Nobody wants to buy an ebook device with less titles than their local bookstore. That’s just insane.
All the same, I can’t help thinking of a major flaw in Sony’s “iPod for books” formulation of their strategy.
Here’s what they missed. When the iPod first came out, people were not primarily loading it up with stuff from iTunes. The majority of people’s collections came from either rips of their own CDs or from so-called piracy (I prefer filesharing, but whatev).
An iPod made sense because if iTunes didn’t have what you wanted you could get it by hook or crook.
It occurred to me yesterday that if there had been a vibrant book piracy market, the Sony Reader would have been an easy sell. There would be a huge base. If one could grab a copy of I, Robot or Confederacy of Dunces for free off of a BitTorrent site, you wouldn’t hesitate to get a Reader — and the market penetration of the device would then (as with the iPod) start to drive legal sales.

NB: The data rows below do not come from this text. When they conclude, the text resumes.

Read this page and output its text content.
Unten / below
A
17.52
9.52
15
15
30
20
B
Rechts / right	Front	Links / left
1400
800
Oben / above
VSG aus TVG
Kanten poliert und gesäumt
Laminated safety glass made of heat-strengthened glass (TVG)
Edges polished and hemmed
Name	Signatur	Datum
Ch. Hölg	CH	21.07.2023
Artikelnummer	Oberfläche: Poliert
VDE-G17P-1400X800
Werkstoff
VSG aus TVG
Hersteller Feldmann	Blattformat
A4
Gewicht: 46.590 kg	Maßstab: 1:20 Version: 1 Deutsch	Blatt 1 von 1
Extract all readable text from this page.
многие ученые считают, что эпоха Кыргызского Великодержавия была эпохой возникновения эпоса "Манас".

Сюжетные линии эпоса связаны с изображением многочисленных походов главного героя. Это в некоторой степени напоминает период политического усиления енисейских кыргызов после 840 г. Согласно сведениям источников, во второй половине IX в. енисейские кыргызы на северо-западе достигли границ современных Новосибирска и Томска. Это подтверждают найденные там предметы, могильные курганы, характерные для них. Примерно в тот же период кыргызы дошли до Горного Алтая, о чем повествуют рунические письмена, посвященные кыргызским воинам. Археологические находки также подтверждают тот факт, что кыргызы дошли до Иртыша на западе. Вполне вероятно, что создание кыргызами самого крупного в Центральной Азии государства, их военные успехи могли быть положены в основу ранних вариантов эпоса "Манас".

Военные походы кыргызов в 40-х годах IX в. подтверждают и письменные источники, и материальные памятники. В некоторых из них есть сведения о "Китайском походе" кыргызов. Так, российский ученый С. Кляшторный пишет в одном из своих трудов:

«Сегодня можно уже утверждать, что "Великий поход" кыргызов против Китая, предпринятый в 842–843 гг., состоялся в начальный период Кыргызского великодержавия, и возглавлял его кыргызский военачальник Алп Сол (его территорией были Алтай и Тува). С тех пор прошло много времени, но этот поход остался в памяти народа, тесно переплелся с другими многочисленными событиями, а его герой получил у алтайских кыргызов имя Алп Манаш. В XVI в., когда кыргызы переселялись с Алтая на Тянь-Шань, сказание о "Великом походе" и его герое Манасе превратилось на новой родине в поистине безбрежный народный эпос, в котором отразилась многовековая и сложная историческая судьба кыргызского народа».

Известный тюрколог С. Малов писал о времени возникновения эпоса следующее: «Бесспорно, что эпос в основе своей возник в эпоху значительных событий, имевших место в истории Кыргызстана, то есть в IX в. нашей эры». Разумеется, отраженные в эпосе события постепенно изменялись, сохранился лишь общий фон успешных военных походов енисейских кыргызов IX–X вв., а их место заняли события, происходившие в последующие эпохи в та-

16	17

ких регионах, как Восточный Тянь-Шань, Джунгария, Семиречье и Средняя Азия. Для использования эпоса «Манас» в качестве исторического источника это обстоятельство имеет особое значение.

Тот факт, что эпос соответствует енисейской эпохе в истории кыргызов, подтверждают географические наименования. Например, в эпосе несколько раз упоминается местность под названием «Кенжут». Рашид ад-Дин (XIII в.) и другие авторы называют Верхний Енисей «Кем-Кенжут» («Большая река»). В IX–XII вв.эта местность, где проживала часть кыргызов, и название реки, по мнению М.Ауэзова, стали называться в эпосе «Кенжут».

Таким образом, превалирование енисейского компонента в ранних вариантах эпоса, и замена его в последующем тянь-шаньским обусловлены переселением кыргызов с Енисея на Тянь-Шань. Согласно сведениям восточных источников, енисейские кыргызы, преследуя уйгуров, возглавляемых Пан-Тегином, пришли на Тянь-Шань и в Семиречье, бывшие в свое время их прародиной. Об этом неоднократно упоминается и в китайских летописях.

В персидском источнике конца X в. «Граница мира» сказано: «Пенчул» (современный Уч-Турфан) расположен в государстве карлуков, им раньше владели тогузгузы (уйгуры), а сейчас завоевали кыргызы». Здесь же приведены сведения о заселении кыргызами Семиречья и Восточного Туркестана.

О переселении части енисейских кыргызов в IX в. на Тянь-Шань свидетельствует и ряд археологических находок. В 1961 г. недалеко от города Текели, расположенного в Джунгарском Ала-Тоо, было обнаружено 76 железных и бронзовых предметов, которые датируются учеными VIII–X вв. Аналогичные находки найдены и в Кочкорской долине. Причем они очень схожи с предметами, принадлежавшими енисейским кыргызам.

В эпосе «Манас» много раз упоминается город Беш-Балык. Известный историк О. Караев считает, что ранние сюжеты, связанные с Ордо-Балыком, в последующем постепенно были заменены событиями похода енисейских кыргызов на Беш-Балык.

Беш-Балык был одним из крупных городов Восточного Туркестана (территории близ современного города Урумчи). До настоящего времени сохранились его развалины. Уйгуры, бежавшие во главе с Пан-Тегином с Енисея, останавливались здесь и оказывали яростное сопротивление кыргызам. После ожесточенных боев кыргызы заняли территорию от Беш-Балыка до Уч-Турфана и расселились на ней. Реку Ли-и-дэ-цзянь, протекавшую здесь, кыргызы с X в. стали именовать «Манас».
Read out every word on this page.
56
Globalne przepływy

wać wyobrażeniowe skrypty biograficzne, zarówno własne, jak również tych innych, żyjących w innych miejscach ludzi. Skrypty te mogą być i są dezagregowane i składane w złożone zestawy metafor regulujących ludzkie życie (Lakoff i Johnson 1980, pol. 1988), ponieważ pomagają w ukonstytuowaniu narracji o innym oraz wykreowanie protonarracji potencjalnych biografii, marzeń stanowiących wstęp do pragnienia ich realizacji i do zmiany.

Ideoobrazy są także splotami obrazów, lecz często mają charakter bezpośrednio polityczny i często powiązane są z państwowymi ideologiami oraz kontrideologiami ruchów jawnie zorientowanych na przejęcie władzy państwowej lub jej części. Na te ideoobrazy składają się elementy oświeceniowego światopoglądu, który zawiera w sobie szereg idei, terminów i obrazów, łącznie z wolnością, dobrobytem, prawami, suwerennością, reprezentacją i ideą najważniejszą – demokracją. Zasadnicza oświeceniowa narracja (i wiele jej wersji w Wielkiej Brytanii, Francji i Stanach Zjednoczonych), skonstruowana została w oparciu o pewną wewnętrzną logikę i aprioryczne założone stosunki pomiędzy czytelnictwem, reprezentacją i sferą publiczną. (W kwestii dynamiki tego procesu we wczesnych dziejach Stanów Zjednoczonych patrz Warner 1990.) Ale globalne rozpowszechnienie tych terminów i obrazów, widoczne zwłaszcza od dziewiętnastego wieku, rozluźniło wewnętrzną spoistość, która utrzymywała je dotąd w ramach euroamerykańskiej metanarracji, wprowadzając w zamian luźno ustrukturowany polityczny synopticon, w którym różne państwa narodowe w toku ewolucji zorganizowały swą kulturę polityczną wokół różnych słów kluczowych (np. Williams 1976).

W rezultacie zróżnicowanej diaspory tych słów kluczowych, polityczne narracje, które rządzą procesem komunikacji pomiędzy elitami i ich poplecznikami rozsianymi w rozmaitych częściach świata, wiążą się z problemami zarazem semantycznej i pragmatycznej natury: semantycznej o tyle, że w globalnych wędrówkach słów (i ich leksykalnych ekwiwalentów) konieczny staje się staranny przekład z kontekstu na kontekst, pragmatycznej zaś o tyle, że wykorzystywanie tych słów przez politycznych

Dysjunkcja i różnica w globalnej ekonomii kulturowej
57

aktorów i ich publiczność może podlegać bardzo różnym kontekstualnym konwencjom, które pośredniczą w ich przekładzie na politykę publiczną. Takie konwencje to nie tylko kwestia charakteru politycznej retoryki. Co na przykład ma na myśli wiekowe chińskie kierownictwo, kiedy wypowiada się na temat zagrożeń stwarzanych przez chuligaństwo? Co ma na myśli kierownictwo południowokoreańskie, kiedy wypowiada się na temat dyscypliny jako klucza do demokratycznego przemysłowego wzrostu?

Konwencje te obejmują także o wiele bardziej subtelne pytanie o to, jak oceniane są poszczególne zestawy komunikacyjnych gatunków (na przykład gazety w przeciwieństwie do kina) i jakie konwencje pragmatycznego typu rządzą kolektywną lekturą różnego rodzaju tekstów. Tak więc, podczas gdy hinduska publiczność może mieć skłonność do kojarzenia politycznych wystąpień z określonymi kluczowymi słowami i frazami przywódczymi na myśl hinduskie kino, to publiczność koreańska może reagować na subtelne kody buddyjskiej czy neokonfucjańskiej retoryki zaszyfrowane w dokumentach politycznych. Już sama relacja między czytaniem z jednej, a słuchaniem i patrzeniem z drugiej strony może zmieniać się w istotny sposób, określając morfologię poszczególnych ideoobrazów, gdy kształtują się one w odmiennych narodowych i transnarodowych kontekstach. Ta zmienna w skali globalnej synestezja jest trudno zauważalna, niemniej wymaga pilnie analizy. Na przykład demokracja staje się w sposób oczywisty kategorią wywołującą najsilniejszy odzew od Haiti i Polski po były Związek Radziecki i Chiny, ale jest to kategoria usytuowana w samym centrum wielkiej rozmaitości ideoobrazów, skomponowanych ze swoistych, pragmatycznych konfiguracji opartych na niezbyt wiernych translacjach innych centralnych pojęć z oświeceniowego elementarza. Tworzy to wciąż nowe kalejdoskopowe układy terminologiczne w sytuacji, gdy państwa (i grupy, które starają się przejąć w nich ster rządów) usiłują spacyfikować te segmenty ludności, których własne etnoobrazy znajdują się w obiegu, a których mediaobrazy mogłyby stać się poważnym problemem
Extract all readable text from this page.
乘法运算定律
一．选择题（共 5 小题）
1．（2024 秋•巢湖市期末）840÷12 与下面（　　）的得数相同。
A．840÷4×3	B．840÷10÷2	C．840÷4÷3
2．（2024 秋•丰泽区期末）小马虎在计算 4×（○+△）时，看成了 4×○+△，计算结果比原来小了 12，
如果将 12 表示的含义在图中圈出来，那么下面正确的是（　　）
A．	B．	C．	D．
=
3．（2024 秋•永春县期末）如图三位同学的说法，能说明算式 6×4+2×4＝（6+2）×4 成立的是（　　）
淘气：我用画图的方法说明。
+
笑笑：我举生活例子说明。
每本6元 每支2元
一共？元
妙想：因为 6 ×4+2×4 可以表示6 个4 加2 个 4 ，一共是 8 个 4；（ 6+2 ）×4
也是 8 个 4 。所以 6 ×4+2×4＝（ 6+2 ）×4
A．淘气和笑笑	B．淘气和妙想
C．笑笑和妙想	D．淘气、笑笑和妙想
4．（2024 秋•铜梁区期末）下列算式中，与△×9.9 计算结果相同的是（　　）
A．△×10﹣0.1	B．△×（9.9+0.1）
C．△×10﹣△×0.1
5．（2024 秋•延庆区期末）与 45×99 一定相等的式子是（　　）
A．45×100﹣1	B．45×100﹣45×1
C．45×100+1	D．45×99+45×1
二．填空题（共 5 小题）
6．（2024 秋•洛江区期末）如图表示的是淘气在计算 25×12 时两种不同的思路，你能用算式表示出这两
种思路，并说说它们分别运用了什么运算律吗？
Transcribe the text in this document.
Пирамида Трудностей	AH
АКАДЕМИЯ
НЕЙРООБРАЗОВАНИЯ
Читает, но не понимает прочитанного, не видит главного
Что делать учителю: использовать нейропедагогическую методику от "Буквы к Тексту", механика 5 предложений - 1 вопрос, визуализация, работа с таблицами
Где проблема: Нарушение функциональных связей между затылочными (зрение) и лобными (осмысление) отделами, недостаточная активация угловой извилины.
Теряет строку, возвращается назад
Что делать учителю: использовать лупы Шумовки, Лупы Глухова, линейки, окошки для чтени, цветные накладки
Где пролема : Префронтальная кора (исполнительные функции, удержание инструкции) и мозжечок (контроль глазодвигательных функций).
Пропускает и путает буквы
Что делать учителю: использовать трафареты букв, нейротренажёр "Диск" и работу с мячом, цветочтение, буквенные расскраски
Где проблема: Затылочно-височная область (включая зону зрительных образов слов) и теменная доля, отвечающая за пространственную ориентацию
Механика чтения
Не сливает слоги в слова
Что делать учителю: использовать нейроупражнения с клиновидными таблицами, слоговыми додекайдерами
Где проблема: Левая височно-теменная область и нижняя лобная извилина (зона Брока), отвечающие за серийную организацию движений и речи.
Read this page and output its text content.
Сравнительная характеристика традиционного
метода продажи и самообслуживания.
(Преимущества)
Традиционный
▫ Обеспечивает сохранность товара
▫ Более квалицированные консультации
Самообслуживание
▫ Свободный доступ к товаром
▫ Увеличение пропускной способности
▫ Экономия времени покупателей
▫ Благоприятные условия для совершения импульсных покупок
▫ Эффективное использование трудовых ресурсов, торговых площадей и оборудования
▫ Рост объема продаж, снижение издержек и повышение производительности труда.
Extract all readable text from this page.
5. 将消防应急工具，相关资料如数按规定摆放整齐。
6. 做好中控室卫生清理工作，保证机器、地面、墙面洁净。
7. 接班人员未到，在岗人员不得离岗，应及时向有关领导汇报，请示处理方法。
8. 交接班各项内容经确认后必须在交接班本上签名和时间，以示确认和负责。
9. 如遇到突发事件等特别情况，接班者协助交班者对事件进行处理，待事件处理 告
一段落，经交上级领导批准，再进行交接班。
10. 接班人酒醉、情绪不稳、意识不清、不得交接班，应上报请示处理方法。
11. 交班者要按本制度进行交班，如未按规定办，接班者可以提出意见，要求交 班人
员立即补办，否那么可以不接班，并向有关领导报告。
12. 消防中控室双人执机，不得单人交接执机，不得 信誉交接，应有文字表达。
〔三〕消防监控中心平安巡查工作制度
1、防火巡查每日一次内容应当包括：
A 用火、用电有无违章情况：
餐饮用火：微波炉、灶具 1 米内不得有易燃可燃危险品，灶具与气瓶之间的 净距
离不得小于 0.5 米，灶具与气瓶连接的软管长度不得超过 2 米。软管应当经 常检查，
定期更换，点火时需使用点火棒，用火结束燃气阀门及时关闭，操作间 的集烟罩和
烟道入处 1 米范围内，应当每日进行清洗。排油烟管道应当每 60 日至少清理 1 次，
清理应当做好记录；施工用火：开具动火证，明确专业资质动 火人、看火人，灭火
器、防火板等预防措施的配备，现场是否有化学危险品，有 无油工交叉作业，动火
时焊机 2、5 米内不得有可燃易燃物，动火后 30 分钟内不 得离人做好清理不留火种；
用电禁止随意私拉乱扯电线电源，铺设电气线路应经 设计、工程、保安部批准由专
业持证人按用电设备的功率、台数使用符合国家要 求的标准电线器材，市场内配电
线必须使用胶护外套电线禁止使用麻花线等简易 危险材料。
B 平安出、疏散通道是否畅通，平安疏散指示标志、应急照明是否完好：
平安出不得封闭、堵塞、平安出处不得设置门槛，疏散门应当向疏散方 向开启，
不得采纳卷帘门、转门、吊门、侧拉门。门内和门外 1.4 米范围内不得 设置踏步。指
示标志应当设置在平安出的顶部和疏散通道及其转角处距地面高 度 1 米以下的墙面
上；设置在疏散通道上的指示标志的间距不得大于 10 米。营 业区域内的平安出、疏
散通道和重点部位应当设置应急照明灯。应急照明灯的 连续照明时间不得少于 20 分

But every month I would look to see if the book my book club was reading was available on the Sony Reader, and every month it was not. Not once.
And with no filesharing market to turn to for unofficial copies, I had to go to physical alternatives.
Well, you might say, at least the author got something out of that. At least the author got paid.
Nope, sorry. Didn’t happen. Like most people I know nowadays I use Amazon to order secondhand copies from people around the country. The author didn’t get a dime, and neither did the publisher — I ordered these books secondhand.
I think the Kindle is going to be a big hit, because of a number of design choices they made, but even more because only Amazon has the real force to make the industry wake up. Oh, and 100,000 titles on launch doesn’t hurt either.
But as they move forward, it might be good for both Amazon and the publishers to realize it often takes a little unauthorized use to jumpstart an industry — at least until the gaps are filled in. That’s the real lesson of the iPod, and one that Sony apparently missed.